MOL’s Top 3 Most Useful PR Text Books
Tue 18 Mar 2014
Blog Author
Paul Rogers
Product Director
If you’re looking to develop a career in public relations, it’s essential that you have the kind of theoretical grounding that can be easily applied to the workplace. And there are thousands of texts out there that can help you to develop your knowledge. MOL’s M Lento picks her three favourites and discusses why she’s chosen them as set texts for our brand new CIPR programme.
Shirely Harrison’s Public Relations – An Introduction (Cengage Learning, 2nd edition, 2011) is a slim yet absorbing PR primer. The key purpose of the book is to give novice readers an overview of the industry’s historical context and how it came to be broken down into what are presented here as five main contemporary areas – corporate PR, crisis PR, internal communications, community relations and sponsorship, and specialist PR – before pondering the future of the industry.
It could be said to be a bit of a dry tome by textbook standards. Harrison presents large chunks of essential information in written format without feeling the need to break learning down with lots of diagrams and illustrations. And yet, this is how she manages to give us so much information with such a relatively low page-count. Plus, we’re given summaries at the end of each chapter, which condense learning to a few key prompters, along with case studies and questions to stimulate group discussion, each of which demand initial engagement with the text and re-reading throughout.
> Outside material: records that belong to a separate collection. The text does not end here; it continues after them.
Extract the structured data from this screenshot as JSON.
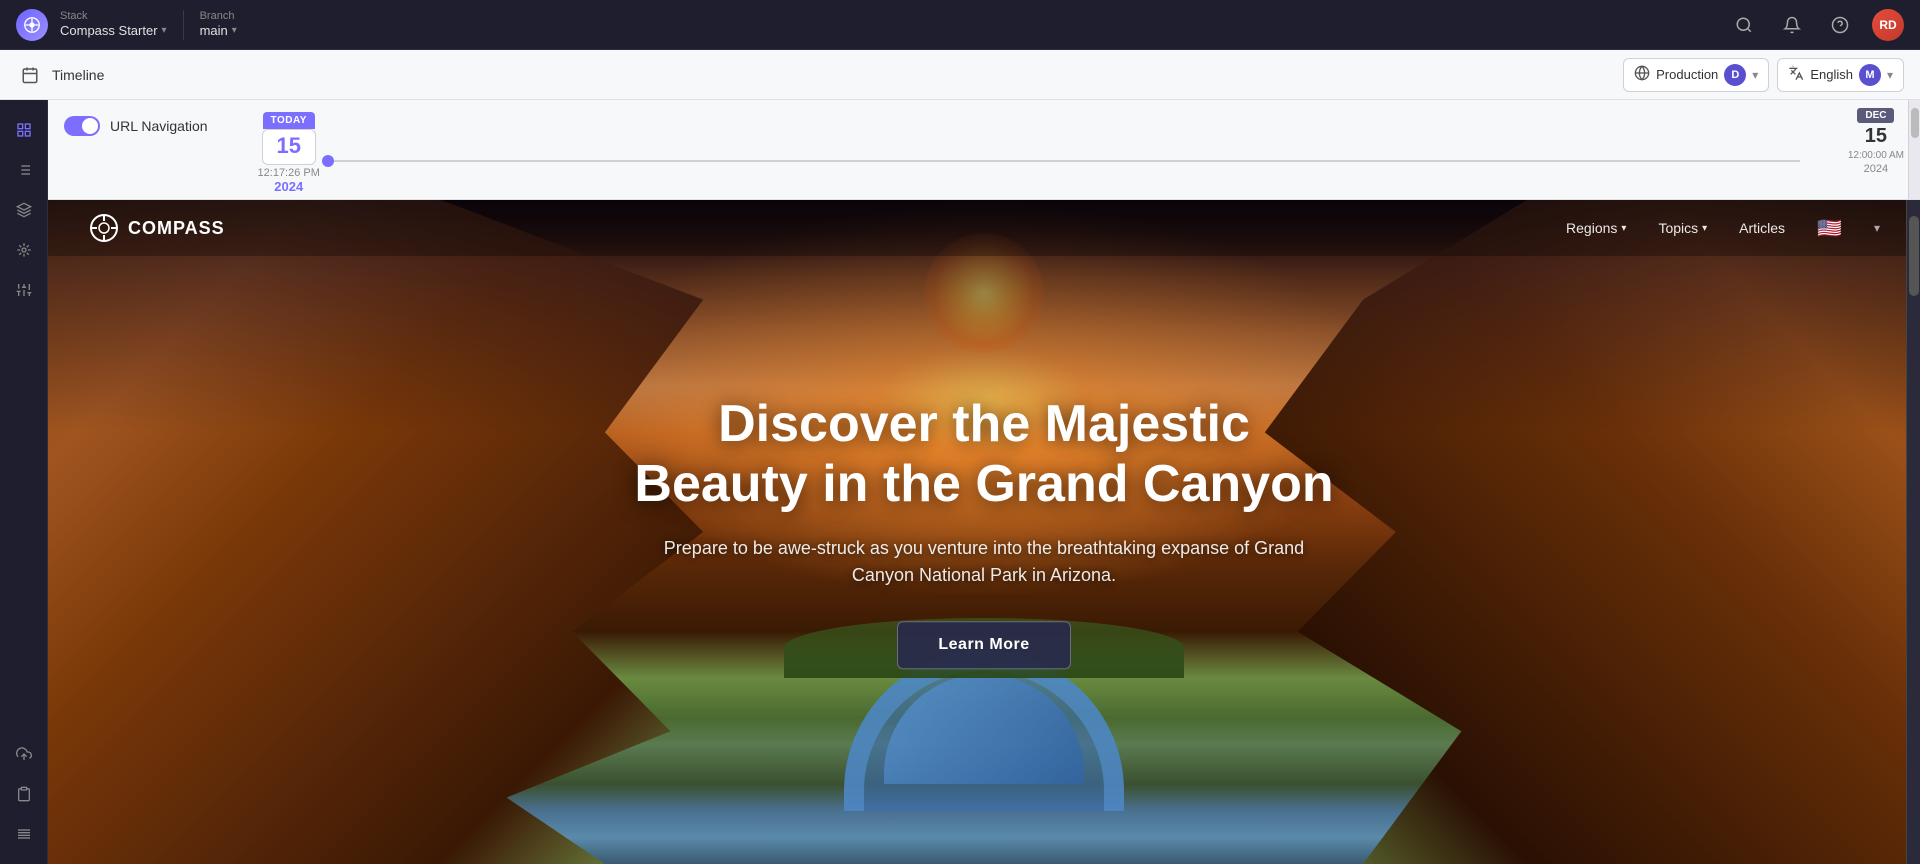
{
  "app": {
    "logo_text": "⊕",
    "user_initials": "RD"
  },
  "stack": {
    "label": "Stack",
    "name": "Compass Starter",
    "chevron": "▾"
  },
  "branch": {
    "label": "Branch",
    "name": "main",
    "chevron": "▾"
  },
  "header_icons": {
    "search": "🔍",
    "bell": "🔔",
    "help": "❓"
  },
  "secondary_bar": {
    "timeline_label": "Timeline"
  },
  "environment": {
    "label": "Production",
    "letter": "D",
    "icon": "🌐"
  },
  "language": {
    "label": "English",
    "letter": "M",
    "icon": "🔤"
  },
  "timeline": {
    "today_badge": "TODAY",
    "date_number": "15",
    "time": "12:17:26 PM",
    "year": "2024"
  },
  "right_timeline": {
    "month": "DEC",
    "date": "15",
    "time": "12:00:00 AM",
    "year": "2024"
  },
  "url_nav": {
    "label": "URL Navigation"
  },
  "compass_nav": {
    "logo_text": "COMPASS",
    "regions": "Regions",
    "topics": "Topics",
    "articles": "Articles",
    "flag": "🇺🇸"
  },
  "hero": {
    "title": "Discover the Majestic Beauty in the Grand Canyon",
    "subtitle": "Prepare to be awe-struck as you venture into the breathtaking expanse of Grand Canyon National Park in Arizona.",
    "cta_button": "Learn More"
  },
  "sidebar": {
    "icons": [
      {
        "name": "grid-icon",
        "symbol": "⊞",
        "active": true
      },
      {
        "name": "list-icon",
        "symbol": "☰",
        "active": false
      },
      {
        "name": "layers-icon",
        "symbol": "⧉",
        "active": false
      },
      {
        "name": "crosshair-icon",
        "symbol": "⊕",
        "active": false
      },
      {
        "name": "sliders-icon",
        "symbol": "⚌",
        "active": false
      },
      {
        "name": "upload-icon",
        "symbol": "⤴",
        "active": false
      },
      {
        "name": "clipboard-icon",
        "symbol": "📋",
        "active": false
      },
      {
        "name": "settings-icon",
        "symbol": "⚙",
        "active": false
      }
    ]
  }
}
PR, when viewed theoretically as opposed to operationally, is a hugely sprawling subject. Shirley Harrison has elegantly managed to rein in that sprawl to an easily digestible, yet incredibly thorough introduction that includes plenty of recommendations for further reading.
Anthony Davis’s Mastering Public Relations (Palgrave Macmillan, 2nd edition, 2007) is a dizzyingly comprehensive how-to. First of all, it largely assumes the knowledge imparted in Shirley Harrison’s book (above) on the part of the reader. This then gives it plenty of space within its mere 233 pages to divulge every scrap of necessary information that the budding PR practitioner needs to go away and think more widely on.
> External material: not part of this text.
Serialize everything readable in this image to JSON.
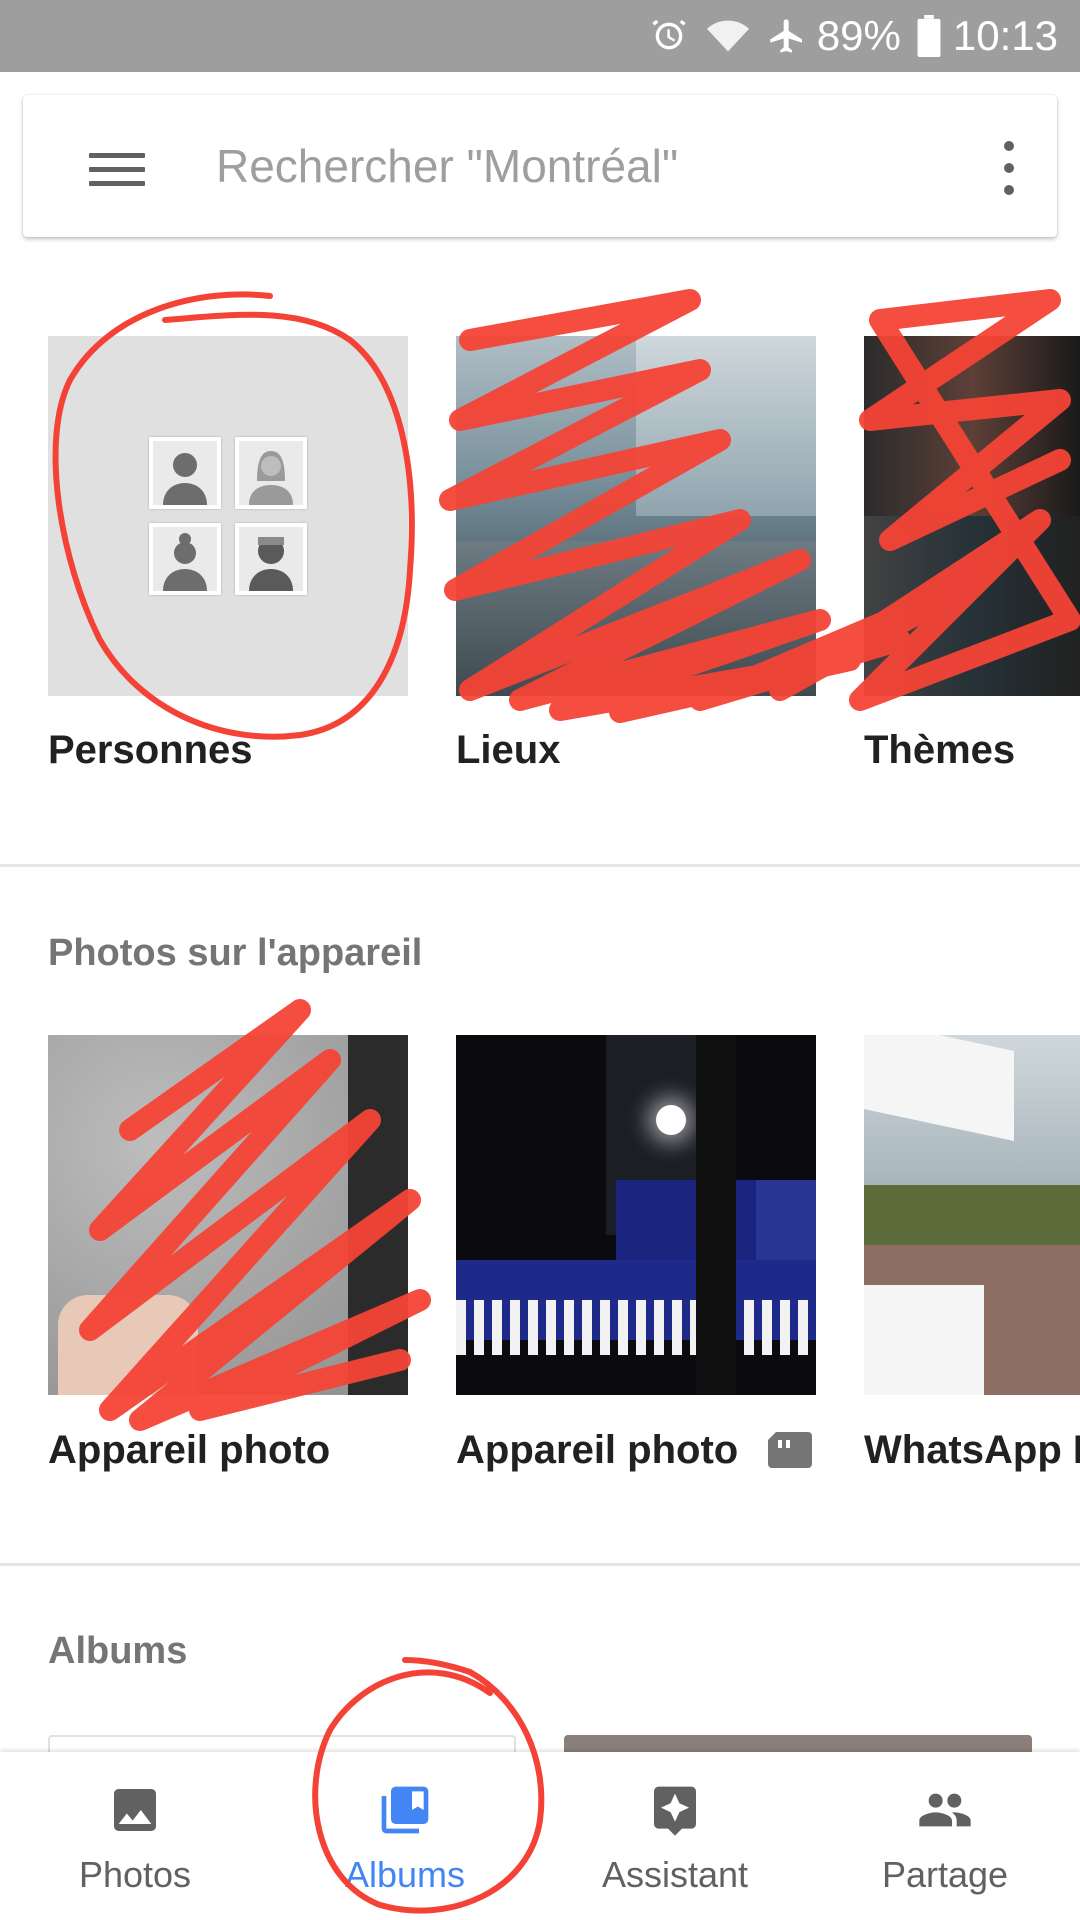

Throughout there are fascinating and (crucially) politically disinterested views of how the industry works in practice and what its influence is on the world at large. An early example occurs when Davis quotes radical thinker and author Thomas Pynchon in the opening of his chapter on ‘Spin’ – a man clearly suspicious of language designed to exert influence – and yet immediately casts off all negative aspersions by highlighting public relations’ potential to fulfil ‘some better or higher purpose’.
Whilst there is a lot to take in here, points are regularly punctuated with examples to illustrate how they work in the real world and there are longer case studies and chapter checklists to refresh our memory as we work through the book. This is an outstanding piece of academia-meets-practicability that gives the reader the chance to learn the theory and immediately apply it in the workplace.
John Foster’s Effective Writing Skills for Public Relations (Kogan Page Ltd, 4th edition, 2008) is a veritable wet dish rag on the flames of unbridled creativity. But don’t take that the wrong way – this is a brilliant book. The trouble with writers, you see, is that everyone thinks they are one. And they come to that conclusion because they believe that good writing simply means putting their personality on the page. Well, individual personality can go a long way in creative writing, but it rarely makes its way into a decent press release.
Over 250-plus pages, Foster makes plain the need for rules and boundaries within PR texts. Because writing for, say, a professional presentation is NOT THE SAME as writing for a newspaper column or a short story. It requires you to leave your personality, no matter how ‘quirky’, at home and assume the official voice of the organisation for which you’re writing. And here we’re given hundreds of clearly compartmentalised hints and tips on how to make the organisation sound as genuine, interesting and uniquely voiced as you’d consider yourself to be.
From the basics of grammar and punctuation to what kind of press releases won’t generate interest and how to avoid clichés, this is an essential guide for anyone writing for PR, whether you’re brand new to the profession or a seasoned wordsmith. It’s worth remembering that F. Scott Fitzgerald, Salman Rushdie, Don DeLillo and William Burroughs all wrote promotional copy before they became world famous novelists. But you’d never guess who for. That’s how good they were.